Hashi-Homelab
UPDATE - June 10th 2023
This repo has gone through some recent changes, I introduced the usage of tailscale, levant has been replaced by hcl2, replaced haproxy with traefik, local deployments via the make command have been extended to include "gitops" deployments via github actions and custom runners, added keepalived to make dns setup more robust, removed the usage of vault and replaced it with github secrets to avoid setting up an auto-unseal for vault as the other alternative for giving the cluster the ability to recover from a full power outtage on its own, and a few other smaller bits and bobs.
Background
The hashi-homelab was born of a desire to have a simple to maintain but very flexible homelab setup. The main goals were to keep the resources required to run the base lab setup small and to have all of the parts be easily exchangeable. For example I made the main ingress point to the service mesh a DNS round robin. While this isn't a setup I would ever use in production because it isn't the most dynamically flexible in terms of service discovery, it is however a very easy setup and if you want to launch a new mesh you just give it the Consul name service-mesh
and run the job and then bam! Bob's your uncle.
make base
will deploy coredns, docker-registry and haproxy these are needed for everything else to work but aside from these you can pick and choose what to deploy with make deploy-FOLDER_NAME
to deploy any of the jobs from the included subfolders. make deploy-prometheus
for example.
In the future I would like to provide a ready to boot image for a raspberry pi where you can run all of this as the resources needed are really minimal. With just the basics you can get away with one pi4 4gb model with plenty of room to spare.
Core Componets:
- Scheduler: Nomad
- Service Catalog/Registry: Consul
- Service Mesh: Traefik
- VPN: Tailscale ...can't say enough good things about tailscale, its integral for my homelab now
- DNS: CoreDNS
- Keepalived: Assign a floating IP for DNS to not loose it if a node goes down.

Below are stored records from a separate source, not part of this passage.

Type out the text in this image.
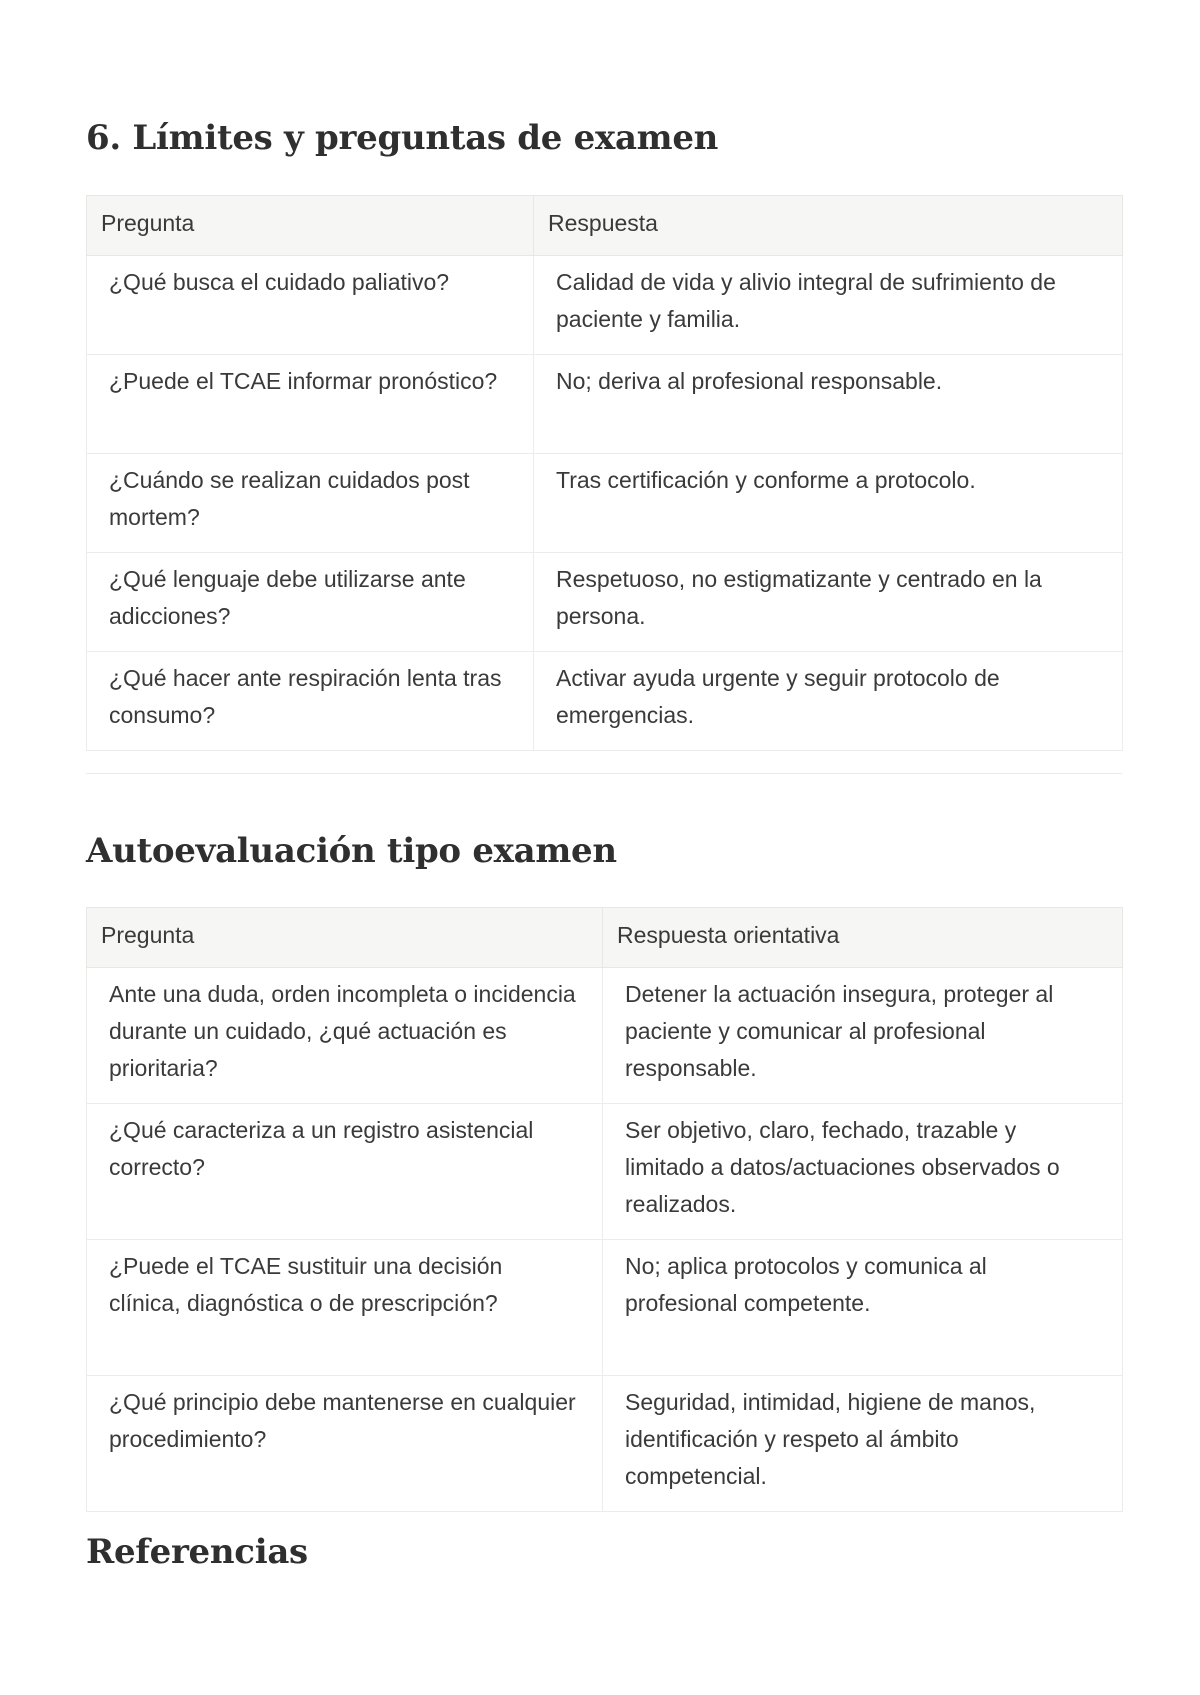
6. Límites y preguntas de examen
Pregunta	Respuesta
¿Qué busca el cuidado paliativo?	Calidad de vida y alivio integral de sufrimiento de paciente y familia.
¿Puede el TCAE informar pronóstico?	No; deriva al profesional responsable.
¿Cuándo se realizan cuidados post mortem?	Tras certificación y conforme a protocolo.
¿Qué lenguaje debe utilizarse ante adicciones?	Respetuoso, no estigmatizante y centrado en la persona.
¿Qué hacer ante respiración lenta tras consumo?	Activar ayuda urgente y seguir protocolo de emergencias.
Autoevaluación tipo examen
Pregunta	Respuesta orientativa
Ante una duda, orden incompleta o incidencia durante un cuidado, ¿qué actuación es prioritaria?	Detener la actuación insegura, proteger al paciente y comunicar al profesional responsable.
¿Qué caracteriza a un registro asistencial correcto?	Ser objetivo, claro, fechado, trazable y limitado a datos/actuaciones observados o realizados.
¿Puede el TCAE sustituir una decisión clínica, diagnóstica o de prescripción?	No; aplica protocolos y comunica al profesional competente.
¿Qué principio debe mantenerse en cualquier procedimiento?	Seguridad, intimidad, higiene de manos, identificación y respeto al ámbito competencial.
Referencias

- Monitoring: Prometheus, Alertmanager, Telegraf, Blackbox-exporter, and Grafana
- Container Registry: Docker-Registry ...because sometimes you don't want to rely on Docker Hub being up
Setup
This is all out of date now and needs to be updated as the setup requires the usage of tailscale or you need to modify each job you want to deploy
You need to have Nomad and Consul already running, a simple setup with the -dev flag will suffice. If don't already have a Nomad and Consul cluster, there are some excellent guides here...
https://www.nomadproject.io/guides/install/production/deployment-guide.html
https://learn.hashicorp.com/consul/datacenter-deploy/deployment-guide
There are also some files in the config
folder to help you get started and also one with some services to announce so the Consul and Nomad UI are available over the service mesh.
This repo relies on a .envrc
file and direnv installed or setting the environment variables manually.
There is an envrc
example file located in the repo that you can fill in and move to .envrc
The secret values from the .envrc
also need to be put into your github secrets if you plan on deploying via the workflow included in this repo
Once this is done, you simply run a make deploy-base
and point your DNS to resolve via one of the Nomad nodes' IP address.
One of the more specific parts of the setup that you may need to adjust is I use several NFS mounts to provide persistant storage mounted on each client at /home/shared
for configs and /home/media
for images, video, audio, etc. Depending on which parts of this you are planning to deploy you will just need to adjust this persistant storage to meet the setup of your clients.
Services are exposed by their task name in the nomad job and whatever you configure your TLD to be in the .envrc
. Currently I have this setup to deploy an instance of traefik to a single VM in a public cloud where I use it to route to my services I want to expose via tailscale.
Consul domain is switched to .home to provide separation from the mesh setup. As well as to avoid conflicts with other clusters you may already potentially interact with using the .consul default.